Le responsable du Forum africain de recherche et d’études sur les droits de l’homme a estimé que ces opérations de déplacement provoquent des drames humains, comme le cas du soi-disant « Liman Ould Saul Ould Chigali », enlevé par la bande du Polisario à sa famille dans les camps. de Tindouf et remis à une famille espagnole et pendant son séjour en Espagne il a subi un accident qui a causé sa mort, puis son corps a été incinéré selon les rituels de la famille adoptive, malgré l’opposition de sa famille sahraouie, qui a exigé que il soit enterré de la manière islamique.
De son côté, Abdelkader Filali, directeur du Centre international de recherche pour la prévention du recrutement d’enfants, a déclaré : « Des rapports fiables publiés par des organisations internationales de défense des droits de l’homme ont documenté des violations systématiques des droits des enfants dans les camps de Tindouf, où ils recrutent et entraînent des mineurs. en tant que futurs combattants dès le plus jeune âge.

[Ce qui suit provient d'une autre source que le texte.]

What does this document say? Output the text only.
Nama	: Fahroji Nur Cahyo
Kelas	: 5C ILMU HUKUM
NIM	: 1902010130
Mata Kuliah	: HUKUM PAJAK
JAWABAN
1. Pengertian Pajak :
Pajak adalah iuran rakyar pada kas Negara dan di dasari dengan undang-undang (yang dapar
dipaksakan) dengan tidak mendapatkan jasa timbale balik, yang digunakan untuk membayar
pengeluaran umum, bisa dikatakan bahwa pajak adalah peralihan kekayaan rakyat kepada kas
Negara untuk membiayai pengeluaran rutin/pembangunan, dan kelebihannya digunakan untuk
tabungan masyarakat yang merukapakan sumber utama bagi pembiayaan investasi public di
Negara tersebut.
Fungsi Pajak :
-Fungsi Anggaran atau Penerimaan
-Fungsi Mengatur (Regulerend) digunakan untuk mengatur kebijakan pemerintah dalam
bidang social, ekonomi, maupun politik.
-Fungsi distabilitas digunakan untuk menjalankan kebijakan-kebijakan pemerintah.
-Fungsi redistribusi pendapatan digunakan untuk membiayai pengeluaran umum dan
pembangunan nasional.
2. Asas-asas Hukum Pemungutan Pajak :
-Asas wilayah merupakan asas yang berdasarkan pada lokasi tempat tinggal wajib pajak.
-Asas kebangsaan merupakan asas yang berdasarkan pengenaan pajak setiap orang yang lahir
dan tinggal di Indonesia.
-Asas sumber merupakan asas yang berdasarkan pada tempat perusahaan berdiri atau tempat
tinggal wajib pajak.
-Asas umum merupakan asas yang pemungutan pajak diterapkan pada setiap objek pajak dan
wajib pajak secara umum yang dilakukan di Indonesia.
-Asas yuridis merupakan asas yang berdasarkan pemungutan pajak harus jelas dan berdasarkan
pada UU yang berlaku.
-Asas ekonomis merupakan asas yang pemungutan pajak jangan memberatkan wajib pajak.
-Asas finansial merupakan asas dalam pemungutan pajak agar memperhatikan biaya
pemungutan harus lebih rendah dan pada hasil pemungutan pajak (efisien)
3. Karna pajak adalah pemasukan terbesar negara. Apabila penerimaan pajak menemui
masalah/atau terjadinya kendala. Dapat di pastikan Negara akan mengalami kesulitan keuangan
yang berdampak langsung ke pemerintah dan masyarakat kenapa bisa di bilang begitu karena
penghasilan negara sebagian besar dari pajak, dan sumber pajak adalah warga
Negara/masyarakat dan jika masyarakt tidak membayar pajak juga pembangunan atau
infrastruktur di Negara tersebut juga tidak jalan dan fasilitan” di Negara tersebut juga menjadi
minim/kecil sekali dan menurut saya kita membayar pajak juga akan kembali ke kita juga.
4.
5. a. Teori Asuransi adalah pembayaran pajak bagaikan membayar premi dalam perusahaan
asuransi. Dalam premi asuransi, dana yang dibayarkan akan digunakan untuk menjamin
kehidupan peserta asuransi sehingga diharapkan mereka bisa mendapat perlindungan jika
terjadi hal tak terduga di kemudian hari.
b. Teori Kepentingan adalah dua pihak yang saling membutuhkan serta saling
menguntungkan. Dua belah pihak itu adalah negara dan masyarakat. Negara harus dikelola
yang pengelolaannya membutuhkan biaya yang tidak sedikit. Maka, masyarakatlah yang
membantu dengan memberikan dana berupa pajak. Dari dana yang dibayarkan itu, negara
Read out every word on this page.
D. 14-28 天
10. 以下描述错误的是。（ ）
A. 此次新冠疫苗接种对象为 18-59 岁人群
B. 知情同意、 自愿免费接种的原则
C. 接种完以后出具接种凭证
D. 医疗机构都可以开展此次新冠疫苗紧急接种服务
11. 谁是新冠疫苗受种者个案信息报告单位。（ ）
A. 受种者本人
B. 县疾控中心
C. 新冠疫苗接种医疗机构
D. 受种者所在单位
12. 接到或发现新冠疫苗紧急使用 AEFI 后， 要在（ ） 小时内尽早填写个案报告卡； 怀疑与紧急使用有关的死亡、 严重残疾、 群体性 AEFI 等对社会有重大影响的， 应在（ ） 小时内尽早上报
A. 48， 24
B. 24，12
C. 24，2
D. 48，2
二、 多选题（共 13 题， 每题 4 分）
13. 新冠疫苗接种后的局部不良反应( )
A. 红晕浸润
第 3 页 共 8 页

Ce qui les conduit à se voir privés de leur enfance et à être soumis à un horrible endoctrinement idéologique.»
Filali a considéré que le silence et la tolérance du gouvernement algérien face à ces graves violations sur son territoire sont très préoccupants et a souligné que l’Algérie, en tant que pays hôte, a la responsabilité de protéger les droits humains de toutes les personnes se trouvant à l’intérieur de ses frontières, y compris groupes vulnérables dans les camps de Tindouf.
Le directeur du Centre international de recherche pour la prévention du recrutement d’enfants a appelé le Conseil des droits de l’homme à Genève à prendre des mesures immédiates pour faire face à cette crise humanitaire urgente, et a également appelé le Front Polisario à mettre fin à tout recrutement et utilisation d’enfants dans les opérations militaires. . et soutenir les droits fondamentaux des enfants dans les camps.
Abdelkader Filali a exhorté le gouvernement algérien à remplir ses obligations en vertu du droit international et à garantir un accès sans entrave aux observateurs indépendants des droits de l’homme pour enquêter et documenter ces violations. Il a souligné que « la vie d’enfants innocents est en jeu ». Ce Conseil ne doit pas rester silencieux face à ces violations. « La justice et la responsabilité doivent être recherchées, et la dignité de ces enfants doit être restaurée. »
Le rapport du Rapporteur spécial appelle les gouvernements et les États à prendre toutes les mesures nécessaires pour identifier, assister et protéger les enfants victimes de la traite des êtres humains, conformément au principe de non-discrimination.
Le rapport de l’ONU a également souligné le renforcement des mesures visant à mener des enquêtes efficaces sur les violations graves des droits de l’homme et le crime grave de traite des êtres humains, rappelant que la traite des êtres humains est un crime international.
Le Rapporteur spécial sur la traite des personnes, en particulier des femmes et des enfants, Shivan Mullally, a conclu :
« Il est nécessaire de garantir des enquêtes sur les acteurs étatiques et non étatiques qui pourraient être impliqués ou complices de la traite des êtres humains.